In the Talmud, Yevamot 64a, Rabbi Ammi says that the Biblical figures Abraham and Sarah were said to have been born tumtum and infertile, and then miraculously turned into a fertile husband and wife in their old age. Rabbi Ammi points to Isaiah 51:1–2, saying that the references to "the rock from where you were hewn, and to the hole of the pit from where you were dug" symbolize their genitals being uncovered and remade.
The eleventh century dictionary, the Aruch, says the word tumtum came from atum (אטום) "sealed."
The classical description of the physical characteristic of tumtum says they have a membrane of skin hiding female or male genitals. One form of a tumtum has exposed testicles and an unexposed penis. As long as the skin covers their genitals, they are considered doubtful men and women. As long as the skin is present, they are not able to be circumcised or have sex. Their status as tumtum can be changed by surgery, though they will still always have different rights and duties than those of other men and women. In the Talmud, one adult tumtum from the town of Bairi had surgery to cut away this skin, so he was able to be re-categorized as a man. He later fathered seven children. Rabbis differ in whether tumtum are legally obligated to have that surgery.

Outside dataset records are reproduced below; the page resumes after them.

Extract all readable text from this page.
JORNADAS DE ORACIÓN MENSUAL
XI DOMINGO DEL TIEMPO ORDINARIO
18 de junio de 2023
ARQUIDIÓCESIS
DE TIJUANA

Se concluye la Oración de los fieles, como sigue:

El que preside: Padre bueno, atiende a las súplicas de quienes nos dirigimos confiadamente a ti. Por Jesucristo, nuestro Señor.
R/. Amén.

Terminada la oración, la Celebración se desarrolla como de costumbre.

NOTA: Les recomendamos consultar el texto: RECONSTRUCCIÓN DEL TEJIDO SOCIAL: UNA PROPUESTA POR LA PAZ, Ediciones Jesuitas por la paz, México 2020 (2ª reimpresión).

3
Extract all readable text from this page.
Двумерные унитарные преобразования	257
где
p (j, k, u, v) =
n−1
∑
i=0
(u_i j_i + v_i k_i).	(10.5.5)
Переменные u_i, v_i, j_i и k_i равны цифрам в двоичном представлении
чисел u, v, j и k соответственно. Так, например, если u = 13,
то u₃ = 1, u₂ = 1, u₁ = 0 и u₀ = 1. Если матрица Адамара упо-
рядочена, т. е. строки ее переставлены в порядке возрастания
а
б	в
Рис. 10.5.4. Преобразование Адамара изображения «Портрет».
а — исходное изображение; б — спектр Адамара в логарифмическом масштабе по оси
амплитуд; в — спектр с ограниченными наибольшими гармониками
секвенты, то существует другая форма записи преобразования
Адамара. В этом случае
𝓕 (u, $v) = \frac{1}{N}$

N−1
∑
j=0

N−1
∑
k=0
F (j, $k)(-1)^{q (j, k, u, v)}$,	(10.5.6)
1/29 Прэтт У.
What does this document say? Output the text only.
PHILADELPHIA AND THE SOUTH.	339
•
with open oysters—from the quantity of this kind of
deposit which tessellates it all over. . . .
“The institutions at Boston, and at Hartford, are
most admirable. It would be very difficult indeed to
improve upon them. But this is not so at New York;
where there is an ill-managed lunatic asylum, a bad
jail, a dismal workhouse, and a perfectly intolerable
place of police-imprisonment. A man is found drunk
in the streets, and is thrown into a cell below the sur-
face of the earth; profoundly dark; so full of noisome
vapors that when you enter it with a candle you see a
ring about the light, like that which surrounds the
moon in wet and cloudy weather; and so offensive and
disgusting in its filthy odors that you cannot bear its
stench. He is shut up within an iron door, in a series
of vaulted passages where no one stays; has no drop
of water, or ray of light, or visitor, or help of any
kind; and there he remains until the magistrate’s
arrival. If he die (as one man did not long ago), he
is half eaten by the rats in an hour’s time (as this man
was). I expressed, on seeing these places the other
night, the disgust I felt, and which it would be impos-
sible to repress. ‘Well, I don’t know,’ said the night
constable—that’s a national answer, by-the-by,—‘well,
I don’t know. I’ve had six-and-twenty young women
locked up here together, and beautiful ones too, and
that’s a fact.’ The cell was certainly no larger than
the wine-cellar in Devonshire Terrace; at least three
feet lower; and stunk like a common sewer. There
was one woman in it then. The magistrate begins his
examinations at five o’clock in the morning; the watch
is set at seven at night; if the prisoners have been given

This description does not exactly match any intersex condition known today.
Scholars today differ in whether they see tumtum as a distinct gender. The 2nd century CE Mishna, the oldest compendium of Jewish oral law, brings the opinion of Rabbi Meir that tumtum is not a distinct gender but a state of doubt between male and female - "sometimes he is a man and sometimes he is a woman". This is the position of traditional Judaism. According to transgender Reform Rabbi Elliot Kukla tumtum is one of six genders in classical Judaism, along with male, female, androgynos, ay'lonit (a person who was assigned female at birth, but is barren and perhaps masculinized), and saris (a eunuch by birth either through human intervention, or a person who was assigned male at birth but later became feminized). This, he claims, is an example of how the Western gender binary is not universal to all cultures.
Although the definition of tumtum is based on physical characteristics, this is used as a basis for social roles, duties, and prohibitions. This can be considered effectively a gender role. The strictest gender-dependent obligations or prohibitions apply to tumtum, because if the tumtum might really be a man or woman, laws for neither men nor women should be broken. Positive commandments from which women are exempted are considered binding on a tumtum. The Mishnah (Zavim, 2, 1) says that tumtum and androgynos have both men's and women's khumrot, meaning that where the law is stricter towards men than women, they are treated as men, but where the law is stricter towards women, they are treated as women.